Ça, ce sont des vues d’ensemble. Plus les groupes parlementaires sont grands, plus il existe des divergences d’opinions en leur sein.
C’est le cas à la CAQ, où des ministres, déjà mieux payés que de «simples députés», ne sont pas nécessairement entichés de cette initiative politiquement risquée, alors que des élus sans trop de grades y sont plus favorables. Mais pas tous, là encore.
La présidente du Conseil du trésor, Sonia LeBel, doit craindre que cette affaire pollue pendant un certain temps ses négociations avec les grands syndicats représentant les employés de l’État.
Si le cabinet du premier ministre a néanmoins donné son aval au projet, c’est qu’il sait qu’il existe une vraie attente là-dessus dans son caucus.
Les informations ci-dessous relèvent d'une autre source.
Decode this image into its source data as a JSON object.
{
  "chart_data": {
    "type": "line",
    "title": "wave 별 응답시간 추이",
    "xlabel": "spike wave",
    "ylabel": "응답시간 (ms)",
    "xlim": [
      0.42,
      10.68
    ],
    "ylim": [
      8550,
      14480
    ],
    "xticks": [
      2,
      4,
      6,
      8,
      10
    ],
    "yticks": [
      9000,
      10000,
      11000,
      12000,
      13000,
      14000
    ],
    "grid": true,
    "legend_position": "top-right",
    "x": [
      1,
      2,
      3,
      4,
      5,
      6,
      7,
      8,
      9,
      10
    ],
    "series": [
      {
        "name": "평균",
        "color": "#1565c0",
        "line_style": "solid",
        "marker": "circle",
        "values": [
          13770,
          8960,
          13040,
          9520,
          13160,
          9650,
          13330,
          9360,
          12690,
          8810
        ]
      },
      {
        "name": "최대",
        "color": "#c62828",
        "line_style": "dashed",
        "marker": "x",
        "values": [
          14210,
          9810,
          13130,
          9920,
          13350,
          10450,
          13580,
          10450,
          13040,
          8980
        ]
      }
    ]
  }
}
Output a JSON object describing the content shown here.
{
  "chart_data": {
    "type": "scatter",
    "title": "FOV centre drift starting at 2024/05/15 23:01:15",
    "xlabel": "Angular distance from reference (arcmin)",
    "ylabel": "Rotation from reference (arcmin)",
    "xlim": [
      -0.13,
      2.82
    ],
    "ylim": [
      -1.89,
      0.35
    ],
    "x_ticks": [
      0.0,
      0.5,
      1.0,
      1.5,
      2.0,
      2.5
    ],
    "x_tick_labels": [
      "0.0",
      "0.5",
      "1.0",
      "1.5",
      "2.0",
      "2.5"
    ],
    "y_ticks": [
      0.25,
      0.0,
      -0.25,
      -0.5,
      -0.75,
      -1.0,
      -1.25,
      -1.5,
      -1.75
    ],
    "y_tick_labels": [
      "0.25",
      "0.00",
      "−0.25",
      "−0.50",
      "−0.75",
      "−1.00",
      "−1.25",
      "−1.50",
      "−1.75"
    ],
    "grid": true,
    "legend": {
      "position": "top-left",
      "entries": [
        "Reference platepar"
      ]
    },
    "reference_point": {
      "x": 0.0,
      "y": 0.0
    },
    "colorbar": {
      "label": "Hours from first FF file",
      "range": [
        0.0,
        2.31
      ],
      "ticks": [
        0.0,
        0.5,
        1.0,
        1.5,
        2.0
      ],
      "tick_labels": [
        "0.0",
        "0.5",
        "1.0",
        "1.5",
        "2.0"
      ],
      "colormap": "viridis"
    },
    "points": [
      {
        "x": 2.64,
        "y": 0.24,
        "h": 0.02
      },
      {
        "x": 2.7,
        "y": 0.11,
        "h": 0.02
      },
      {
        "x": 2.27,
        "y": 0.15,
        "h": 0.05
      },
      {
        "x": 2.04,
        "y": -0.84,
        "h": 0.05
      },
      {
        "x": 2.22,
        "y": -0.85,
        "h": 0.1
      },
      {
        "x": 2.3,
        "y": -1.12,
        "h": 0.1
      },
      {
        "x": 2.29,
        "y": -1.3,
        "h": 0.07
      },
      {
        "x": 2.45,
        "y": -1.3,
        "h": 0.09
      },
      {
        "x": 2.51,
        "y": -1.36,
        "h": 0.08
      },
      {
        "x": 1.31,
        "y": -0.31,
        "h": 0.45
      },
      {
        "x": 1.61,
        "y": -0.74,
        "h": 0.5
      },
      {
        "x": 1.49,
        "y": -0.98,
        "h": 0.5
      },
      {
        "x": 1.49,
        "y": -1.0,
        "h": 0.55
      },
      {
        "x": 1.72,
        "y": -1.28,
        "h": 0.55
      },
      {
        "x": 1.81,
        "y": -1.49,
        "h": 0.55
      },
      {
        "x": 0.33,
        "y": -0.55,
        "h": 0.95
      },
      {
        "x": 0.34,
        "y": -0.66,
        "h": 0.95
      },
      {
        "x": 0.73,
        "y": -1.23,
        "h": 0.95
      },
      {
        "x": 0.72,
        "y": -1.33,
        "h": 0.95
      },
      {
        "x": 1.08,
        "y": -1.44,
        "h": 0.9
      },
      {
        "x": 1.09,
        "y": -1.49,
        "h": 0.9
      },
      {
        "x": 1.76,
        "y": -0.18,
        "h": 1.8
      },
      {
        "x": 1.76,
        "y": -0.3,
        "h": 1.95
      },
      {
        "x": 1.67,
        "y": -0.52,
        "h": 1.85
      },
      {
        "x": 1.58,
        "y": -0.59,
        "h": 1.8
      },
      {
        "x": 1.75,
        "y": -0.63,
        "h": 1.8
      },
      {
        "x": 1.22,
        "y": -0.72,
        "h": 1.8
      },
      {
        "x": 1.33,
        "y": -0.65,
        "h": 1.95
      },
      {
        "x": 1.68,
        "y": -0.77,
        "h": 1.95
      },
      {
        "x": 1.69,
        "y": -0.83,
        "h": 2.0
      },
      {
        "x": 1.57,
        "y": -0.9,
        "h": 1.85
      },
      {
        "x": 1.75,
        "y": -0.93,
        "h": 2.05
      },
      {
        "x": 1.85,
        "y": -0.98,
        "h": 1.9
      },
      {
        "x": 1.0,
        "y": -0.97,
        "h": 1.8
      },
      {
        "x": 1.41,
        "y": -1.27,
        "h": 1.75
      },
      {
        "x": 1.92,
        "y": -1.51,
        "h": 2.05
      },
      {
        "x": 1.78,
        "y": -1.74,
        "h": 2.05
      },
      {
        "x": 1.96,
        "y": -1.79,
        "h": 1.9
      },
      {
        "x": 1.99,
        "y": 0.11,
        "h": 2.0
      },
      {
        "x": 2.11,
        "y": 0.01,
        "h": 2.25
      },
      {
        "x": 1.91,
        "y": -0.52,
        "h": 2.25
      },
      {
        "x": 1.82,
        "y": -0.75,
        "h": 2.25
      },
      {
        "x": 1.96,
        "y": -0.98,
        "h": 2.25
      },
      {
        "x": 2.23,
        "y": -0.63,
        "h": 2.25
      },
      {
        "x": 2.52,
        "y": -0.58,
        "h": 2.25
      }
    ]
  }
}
Sinon, il aurait passé son tour.
Il n’empêche que ce projet de loi n’aurait pas dû être présenté tel quel — ou ne devrait s’appliquer que pour les parlementaires de la prochaine législature.
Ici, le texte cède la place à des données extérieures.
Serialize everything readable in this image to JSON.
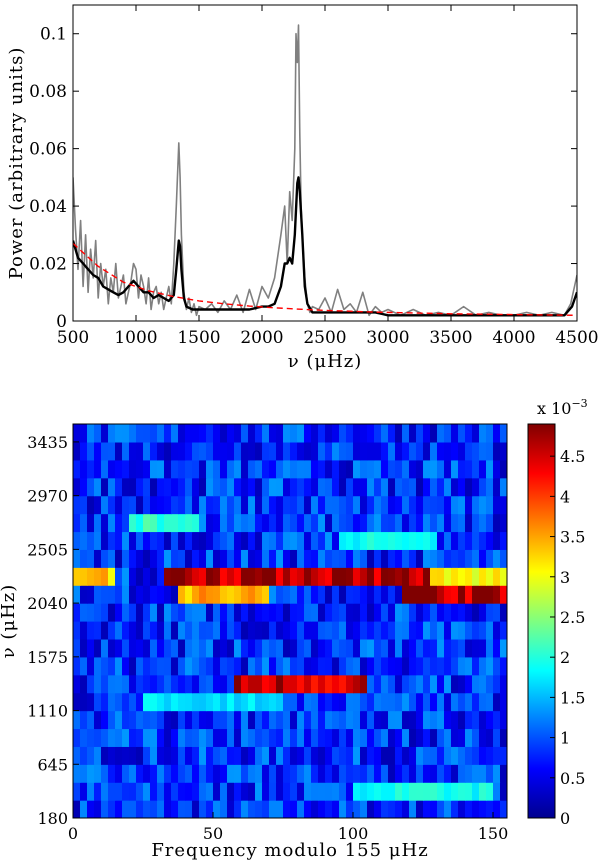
{
  "chart_data": [
    {
      "type": "line",
      "xlabel": "ν (μHz)",
      "ylabel": "Power (arbitrary units)",
      "xlim": [
        500,
        4500
      ],
      "ylim": [
        0,
        0.11
      ],
      "xticks": [
        500,
        1000,
        1500,
        2000,
        2500,
        3000,
        3500,
        4000,
        4500
      ],
      "xtick_labels": [
        "500",
        "1000",
        "1500",
        "2000",
        "2500",
        "3000",
        "3500",
        "4000",
        "4500"
      ],
      "yticks": [
        0,
        0.02,
        0.04,
        0.06,
        0.08,
        0.1
      ],
      "ytick_labels": [
        "0",
        "0.02",
        "0.04",
        "0.06",
        "0.08",
        "0.1"
      ],
      "grid": false,
      "series": [
        {
          "color": "#808080",
          "style": "solid",
          "x": [
            500,
            520,
            540,
            560,
            580,
            600,
            620,
            640,
            660,
            680,
            700,
            720,
            740,
            760,
            780,
            800,
            820,
            840,
            860,
            880,
            900,
            920,
            940,
            960,
            980,
            1000,
            1020,
            1040,
            1060,
            1080,
            1100,
            1120,
            1140,
            1160,
            1180,
            1200,
            1220,
            1240,
            1260,
            1280,
            1300,
            1320,
            1340,
            1350,
            1360,
            1380,
            1400,
            1420,
            1440,
            1460,
            1480,
            1500,
            1550,
            1600,
            1650,
            1700,
            1750,
            1800,
            1850,
            1900,
            1950,
            2000,
            2050,
            2100,
            2150,
            2180,
            2200,
            2220,
            2240,
            2260,
            2270,
            2280,
            2290,
            2300,
            2310,
            2320,
            2340,
            2360,
            2380,
            2400,
            2450,
            2500,
            2550,
            2600,
            2650,
            2700,
            2750,
            2800,
            2850,
            2900,
            2950,
            3000,
            3100,
            3200,
            3300,
            3400,
            3500,
            3600,
            3700,
            3800,
            3900,
            4000,
            4100,
            4200,
            4300,
            4400,
            4450,
            4480,
            4500
          ],
          "y": [
            0.05,
            0.032,
            0.018,
            0.035,
            0.012,
            0.03,
            0.01,
            0.025,
            0.015,
            0.028,
            0.008,
            0.02,
            0.012,
            0.018,
            0.006,
            0.015,
            0.01,
            0.02,
            0.008,
            0.012,
            0.016,
            0.006,
            0.01,
            0.014,
            0.02,
            0.018,
            0.008,
            0.016,
            0.012,
            0.006,
            0.015,
            0.004,
            0.01,
            0.012,
            0.006,
            0.01,
            0.004,
            0.008,
            0.012,
            0.006,
            0.02,
            0.04,
            0.062,
            0.05,
            0.03,
            0.01,
            0.004,
            0.008,
            0.003,
            0.006,
            0.002,
            0.005,
            0.004,
            0.006,
            0.003,
            0.007,
            0.004,
            0.009,
            0.003,
            0.011,
            0.004,
            0.012,
            0.008,
            0.015,
            0.03,
            0.04,
            0.02,
            0.045,
            0.035,
            0.06,
            0.1,
            0.09,
            0.103,
            0.065,
            0.04,
            0.03,
            0.015,
            0.006,
            0.003,
            0.005,
            0.004,
            0.008,
            0.003,
            0.011,
            0.004,
            0.006,
            0.003,
            0.01,
            0.002,
            0.005,
            0.003,
            0.004,
            0.002,
            0.004,
            0.002,
            0.003,
            0.002,
            0.005,
            0.002,
            0.003,
            0.002,
            0.002,
            0.003,
            0.002,
            0.003,
            0.002,
            0.006,
            0.012,
            0.016
          ]
        },
        {
          "color": "#000000",
          "style": "solid",
          "x": [
            500,
            540,
            580,
            620,
            660,
            700,
            740,
            780,
            820,
            860,
            900,
            940,
            980,
            1020,
            1060,
            1100,
            1140,
            1180,
            1220,
            1260,
            1300,
            1320,
            1340,
            1350,
            1360,
            1380,
            1400,
            1450,
            1500,
            1600,
            1700,
            1800,
            1900,
            2000,
            2050,
            2100,
            2150,
            2180,
            2200,
            2220,
            2240,
            2260,
            2280,
            2290,
            2300,
            2320,
            2340,
            2360,
            2400,
            2500,
            2600,
            2700,
            2800,
            2900,
            3000,
            3200,
            3400,
            3600,
            3800,
            4000,
            4200,
            4400,
            4460,
            4500
          ],
          "y": [
            0.028,
            0.022,
            0.02,
            0.018,
            0.016,
            0.015,
            0.012,
            0.011,
            0.01,
            0.009,
            0.01,
            0.012,
            0.014,
            0.012,
            0.01,
            0.01,
            0.008,
            0.009,
            0.008,
            0.007,
            0.009,
            0.018,
            0.028,
            0.026,
            0.018,
            0.008,
            0.005,
            0.004,
            0.004,
            0.004,
            0.004,
            0.004,
            0.004,
            0.005,
            0.005,
            0.006,
            0.012,
            0.02,
            0.02,
            0.022,
            0.02,
            0.03,
            0.048,
            0.05,
            0.045,
            0.03,
            0.012,
            0.006,
            0.003,
            0.003,
            0.003,
            0.003,
            0.003,
            0.003,
            0.002,
            0.002,
            0.002,
            0.002,
            0.002,
            0.002,
            0.002,
            0.002,
            0.005,
            0.01
          ]
        },
        {
          "color": "#ff0000",
          "style": "dashed",
          "x": [
            500,
            700,
            900,
            1100,
            1300,
            1500,
            1700,
            1900,
            2100,
            2300,
            2500,
            2700,
            2900,
            3100,
            3300,
            3500,
            3700,
            3900,
            4100,
            4300,
            4500
          ],
          "y": [
            0.027,
            0.019,
            0.0135,
            0.0105,
            0.0085,
            0.007,
            0.006,
            0.0052,
            0.0046,
            0.0041,
            0.0037,
            0.0034,
            0.0031,
            0.0029,
            0.0027,
            0.0025,
            0.0024,
            0.0023,
            0.0022,
            0.0021,
            0.002
          ]
        }
      ]
    },
    {
      "type": "heatmap",
      "xlabel": "Frequency modulo 155 μHz",
      "ylabel": "ν (μHz)",
      "xlim": [
        0,
        155
      ],
      "ylim": [
        180,
        3590
      ],
      "xticks": [
        0,
        50,
        100,
        150
      ],
      "xtick_labels": [
        "0",
        "50",
        "100",
        "150"
      ],
      "yticks": [
        180,
        645,
        1110,
        1575,
        2040,
        2505,
        2970,
        3435
      ],
      "ytick_labels": [
        "180",
        "645",
        "1110",
        "1575",
        "2040",
        "2505",
        "2970",
        "3435"
      ],
      "rows": 22,
      "row_bin_width": 155,
      "colorscale": "jet",
      "colorbar": {
        "range": [
          0,
          0.0049
        ],
        "ticks": [
          0,
          0.5,
          1,
          1.5,
          2,
          2.5,
          3,
          3.5,
          4,
          4.5
        ],
        "tick_labels": [
          "0",
          "0.5",
          "1",
          "1.5",
          "2",
          "2.5",
          "3",
          "3.5",
          "4",
          "4.5"
        ],
        "exponent_label": "x 10",
        "exponent": "−3"
      },
      "highlights": [
        {
          "row_start_nu": 2195,
          "x_range": [
            0,
            15
          ],
          "level": 3.5
        },
        {
          "row_start_nu": 2195,
          "x_range": [
            33,
            128
          ],
          "level": 5.0
        },
        {
          "row_start_nu": 2195,
          "x_range": [
            128,
            155
          ],
          "level": 3.2
        },
        {
          "row_start_nu": 2040,
          "x_range": [
            38,
            70
          ],
          "level": 3.6
        },
        {
          "row_start_nu": 2040,
          "x_range": [
            118,
            155
          ],
          "level": 5.0
        },
        {
          "row_start_nu": 1265,
          "x_range": [
            58,
            105
          ],
          "level": 4.8
        },
        {
          "row_start_nu": 2660,
          "x_range": [
            20,
            45
          ],
          "level": 2.2
        },
        {
          "row_start_nu": 2505,
          "x_range": [
            95,
            130
          ],
          "level": 2.0
        },
        {
          "row_start_nu": 1110,
          "x_range": [
            25,
            75
          ],
          "level": 1.8
        },
        {
          "row_start_nu": 335,
          "x_range": [
            100,
            150
          ],
          "level": 2.0
        }
      ]
    }
  ]
}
Non pas parce que les élus actuels ne méritent pas un meilleur revenu.
Il est évident que l’on devrait accorder plus aux parlementaires quand on compare leur rémunération à celle de hauts fonctionnaires — pour prendre ce seul exemple. C’est encore plus vrai pour ceux qui exercent des fonctions de ministre. Et bien plus encore pour celui qui est premier ministre du Québec!
Rapport incomplet
Le projet législatif propose de faire passer l’«indemnité annuelle de base» des parlementaires de l’Assemblée nationale de 101 561$ à 131 766$, une somme à laquelle il faut ajouter une allocation de dépenses qui équivaut à 38 184$ par année.
Par un effet mécanique, la hausse à venir gonflera les autres indemnités qui existent déjà. La plupart des parlementaires bénéficient actuellement d’indemnités dites «additionnelles» pouvant déjà porter leur rémunération totale à plus de 200 000$.
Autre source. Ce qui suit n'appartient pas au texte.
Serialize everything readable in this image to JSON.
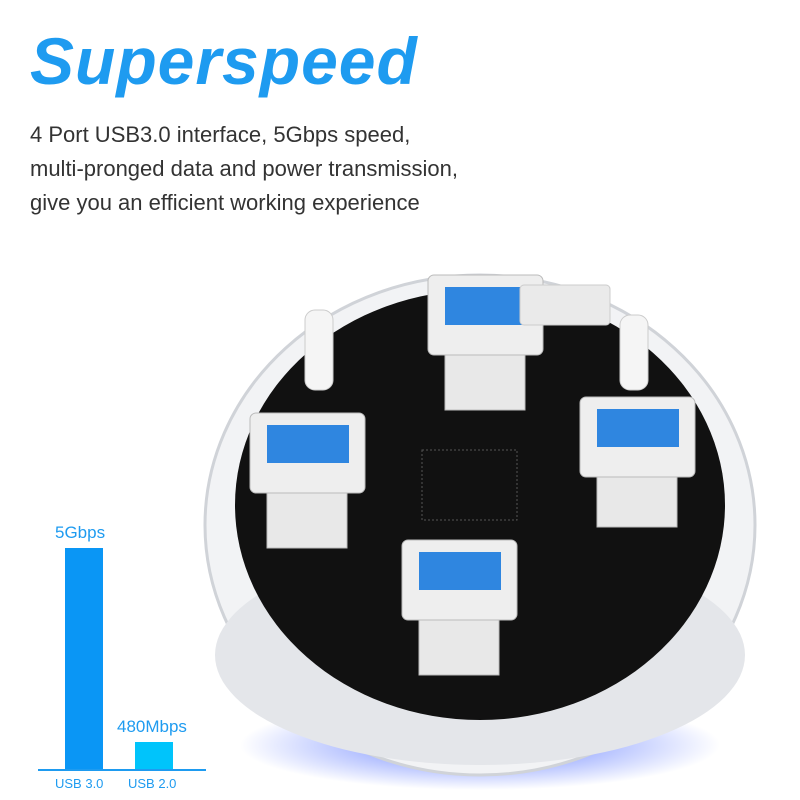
{
  "headline": "Superspeed",
  "description": [
    "4 Port USB3.0 interface, 5Gbps speed,",
    "multi-pronged data and power transmission,",
    "give you an efficient working experience"
  ],
  "colors": {
    "accent": "#1e9bf0",
    "usb3_bar": "#0a96f5",
    "usb2_bar": "#00c4fb",
    "usb_port_blue": "#2f86e0"
  },
  "chart_data": {
    "type": "bar",
    "categories": [
      "USB 3.0",
      "USB 2.0"
    ],
    "values": [
      5000,
      480
    ],
    "data_labels": [
      "5Gbps",
      "480Mbps"
    ],
    "unit": "Mbps",
    "grid": false
  }
}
Ce projet de loi n’aurait pas dû être présenté tel quel parce qu’il prend appui sur un rapport bancal, un rapport qui n’a pris en compte qu’un seul aspect des choses, celui de la rémunération de base.
Même les membres du comité l’ayant produit, parmi lesquels les ex-députés Lise Thériault et Martin Ouellet, le disent.
Leur rapport est bien moins complet que celui du groupe piloté en 2013 par l’ex-juge Claire L’Heureux-Dubé, un document qui avait malheureusement été jeté à la poubelle par démagogie.
En contrepartie d’une hausse de rémunération, le groupe de Claire L’Heureux-Dubé préconisait la disparition de toutes sortes d’indemnités et, surtout, la révision du régime de retraite des élus. Il recommandait que les parlementaires y contribuent davantage.
À la CAQ, certains doivent aujourd’hui regretter d’avoir torpillé le rapport de Claire L’Heureux-Dubé il y a 10 ans.
Depuis le rejet de ce rapport, les parlementaires ont malheureusement continué d’être juges et parties, au point de pousser le bouchon très loin en juin 2019.
Avec l’aide du Parti libéral du Québec et du Parti québécois, le gouvernement caquiste a alors adopté une loi haussant l’allocation annuelle de dépenses des parlementaires. Pourquoi? Pour compenser l’impôt fédéral qui s’appliquait désormais aux allocations du genre. Un ajustement salarial voté par les députés pour compenser un impôt!
Au gouvernement, on parle du projet de loi comme d’un «rattrapage». Il faut quand même répéter que la fameuse «indemnité de base» dont on parle aujourd’hui est indexée chaque année.
Résumons-nous: nos parlementaires méritent de meilleurs salaires. Ils sont nos représentants démocratiques et nos fiduciaires. Leur boulot est intense et ne s’arrête à peu près jamais.
Il est cependant déplorable que tous les éléments de leur rémunération n’aient pas été pris en compte dans ce projet de loi.